When the FIR Compiler is used in System Generator, there are additional requirements that affect the data flow in order to have consistency with the Simulink simulation behavior.
In the Simulink environment each signal has a sample rate associated with it. If it is slower than the system rate (the fastest rate in the design), then it can only change values on multiples of its sample rate relative to the system rate. That is, if you have a sample period of 2 and a system rate of 1, that signal can only change values every other clock cycle.
This requires that if the input to the FIR Compiler is slower than the system rate, it can only change once per its own sample period. This is different from the way the FIR compiler can be used outside of System Generator, which for multi-channel implementations allows you to input all samples of each channel sequentially at the system rate (the rate of the clock driving the FIR Compiler).

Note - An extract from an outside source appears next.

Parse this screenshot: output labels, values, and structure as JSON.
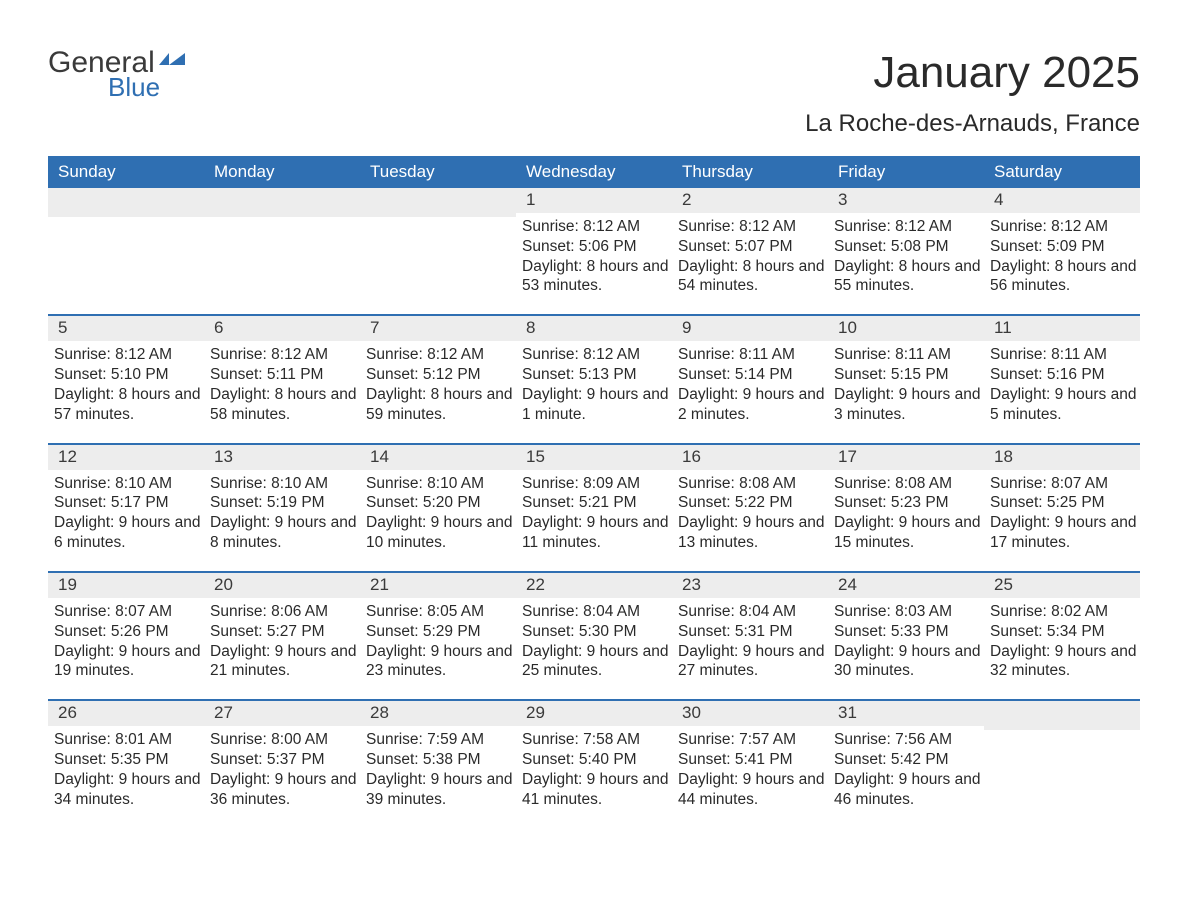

Because of this difference in behavior, in order to match the behavior of the HDL generated by System Generator, it is required that the chan_in output be synchronized to the input sample rate domain. This is done by registering the signal in this domain. This register causes an extra cycle of latency which is not present on the core when running outside of System Generator.
As a result, when using a multi-channel FIR Compiler implementation in System Generator, you must take this extra cycle of latency into account by inputting channel 1 when the FIR Compiler chan_in output is reading 0, and input channel 2 when the chan_in output is reading 1, etc.
This behavior is now documented in the System Generator user guide in the help section for the FIR Compiler block.